# Anyone own the new Vizio VF552XVT?



## flogduh (Nov 4, 2005)

If so, what do you think about this set? Are you finding you're using the Internet Apps? Streaming Netflix working well for you? Do you mind sharing what picture settings you've found most appealing for you?

I just received the set for my 50th birthday along with the motorized tilt wall mount. Thanks Honey, you're the BEST! It replaced my 7 yr old Hatachi Ultravision RP HDTV which was really tired. She picked it up both the TV and mount at Costco.

Set up was a snap, the bluetooth, qwerty keyboard slide remote is really cool and it helps when using the Internet Apps. Built in wireless N adapter found my dual band N Linksys router in a snap, and connected seamlessly after entering in my security passphrase. I connected to my 5 ghz band and found that streaming from Netflix I had zero pixelization or video/audio studdering.

I was able to easily reconfigure my Harmony 700 remote in just a few minutes and didn't even need to fiddle with relay delay settings. 
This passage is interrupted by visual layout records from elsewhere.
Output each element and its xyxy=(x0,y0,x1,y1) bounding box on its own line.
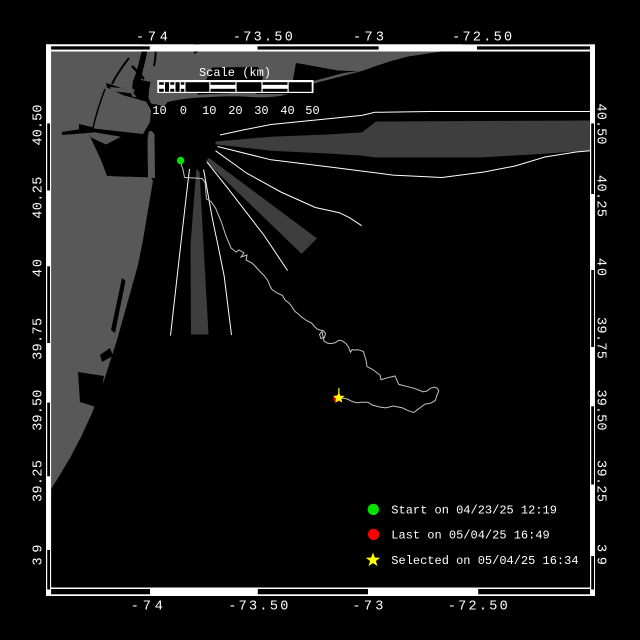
svg-text:Scale (km): Scale (km) xyxy=(199,66,271,80)
svg-text:39.25: 39.25 xyxy=(593,460,608,502)
svg-text:50: 50 xyxy=(305,104,319,118)
svg-text:40.50: 40.50 xyxy=(593,104,608,145)
svg-text:40: 40 xyxy=(32,259,47,277)
svg-text:40: 40 xyxy=(280,104,294,118)
svg-text:39.50: 39.50 xyxy=(593,390,608,431)
svg-text:10: 10 xyxy=(202,104,216,118)
svg-text:Selected on 05/04/25 16:34: Selected on 05/04/25 16:34 xyxy=(391,554,578,568)
svg-text:-74: -74 xyxy=(136,30,168,45)
svg-text:40.25: 40.25 xyxy=(593,175,608,217)
svg-text:39.75: 39.75 xyxy=(593,317,608,359)
svg-text:-74: -74 xyxy=(131,600,163,615)
svg-text:-73: -73 xyxy=(353,30,384,45)
svg-text:10: 10 xyxy=(152,104,166,118)
svg-text:Last on 05/04/25 16:49: Last on 05/04/25 16:49 xyxy=(391,529,549,543)
svg-text:40: 40 xyxy=(593,258,608,276)
svg-text:-73: -73 xyxy=(352,600,383,615)
svg-text:Start on 04/23/25 12:19: Start on 04/23/25 12:19 xyxy=(391,504,557,518)
svg-text:40.50: 40.50 xyxy=(32,105,47,146)
svg-text:30: 30 xyxy=(254,104,268,118)
svg-text:39.25: 39.25 xyxy=(32,460,47,502)
svg-text:20: 20 xyxy=(228,104,242,118)
svg-text:40.25: 40.25 xyxy=(32,177,47,219)
svg-text:39.50: 39.50 xyxy=(32,390,47,431)
svg-text:39.75: 39.75 xyxy=(32,318,47,360)
svg-text:0: 0 xyxy=(180,104,187,118)
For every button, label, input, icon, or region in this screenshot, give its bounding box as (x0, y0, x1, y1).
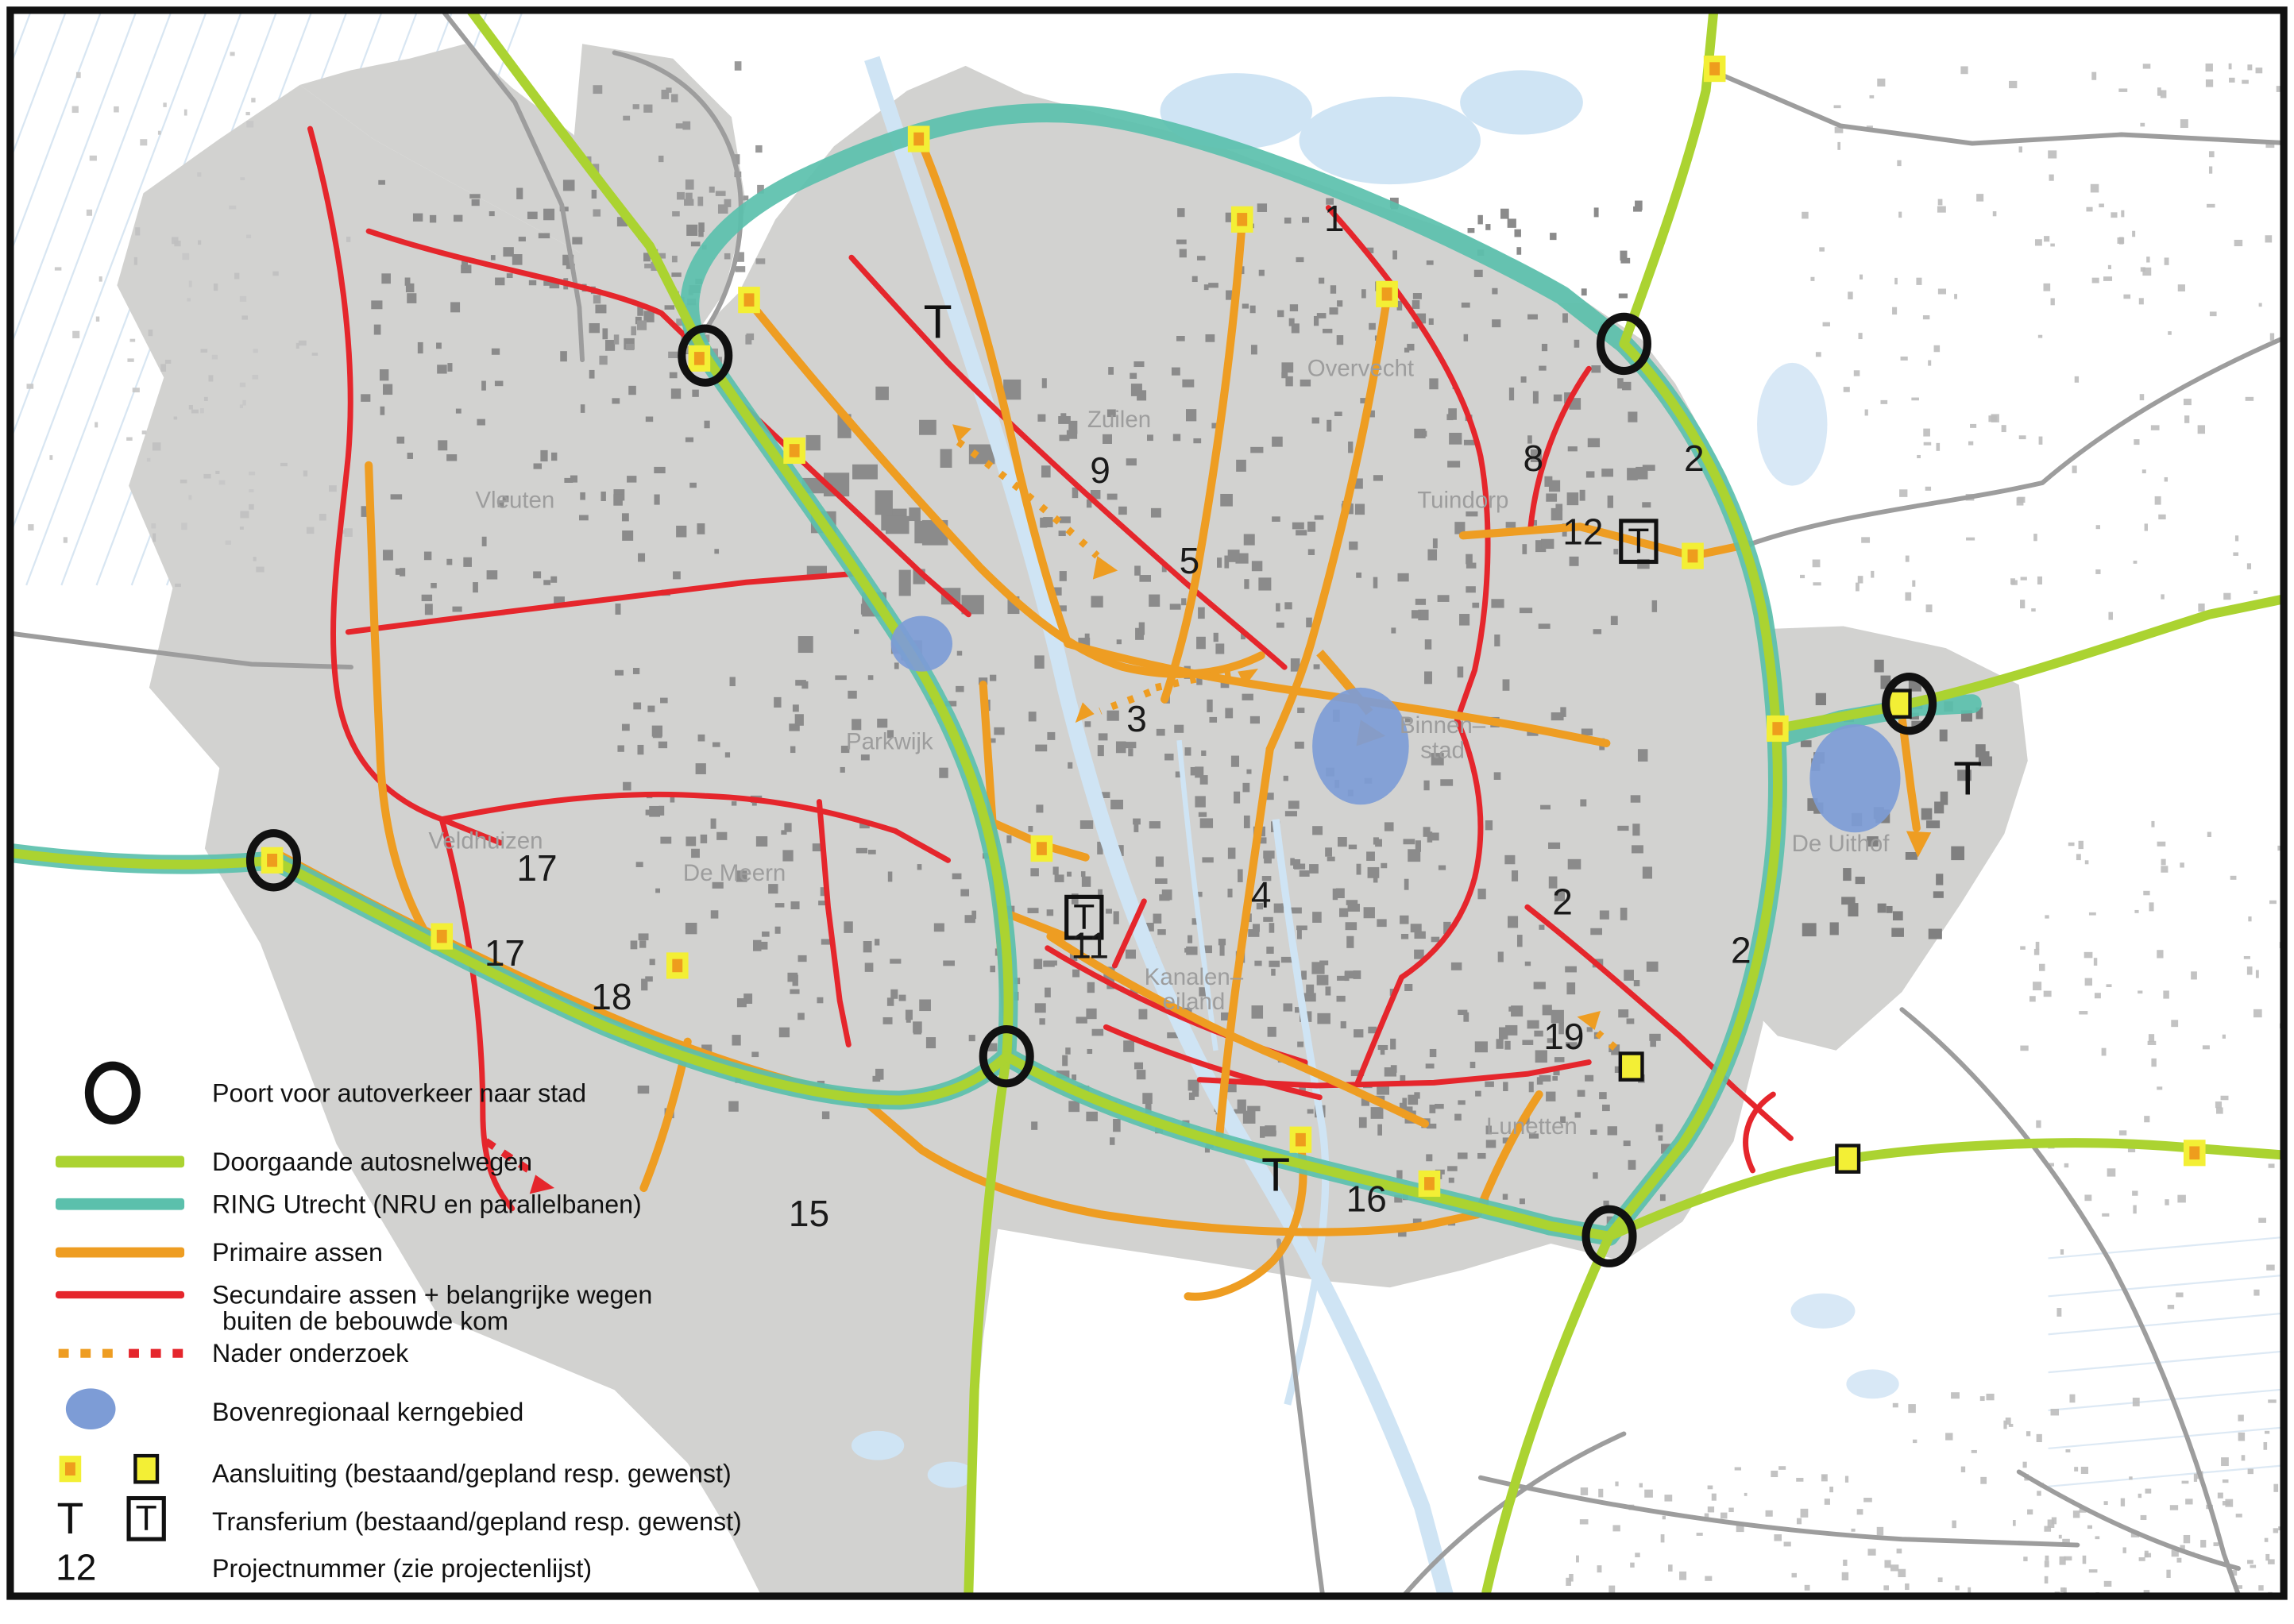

At this price point, it's hard to find an equal. The new 480mhz 3D Vizio was just announced and will be priced at the same point this model currently is at, so I expect this model's price to drip to the mid to low $1000s once the 3D model hits the street later this year.


----------



## brinack (Jun 6, 2010)

I just picked up the SV472xvt the little brother to your set. I cant say enough about how great the picture is and the set in general. The internet apps are also very nice and responsive.

Very happy with the set.

I also ordered a "chief" brand wall mount. All I have to say is WOW. What a sweet mount. Excellent build quality and design.


----------



## flogduh (Nov 4, 2005)

Nice buy. That's one set I'm considering for the bedroom..


----------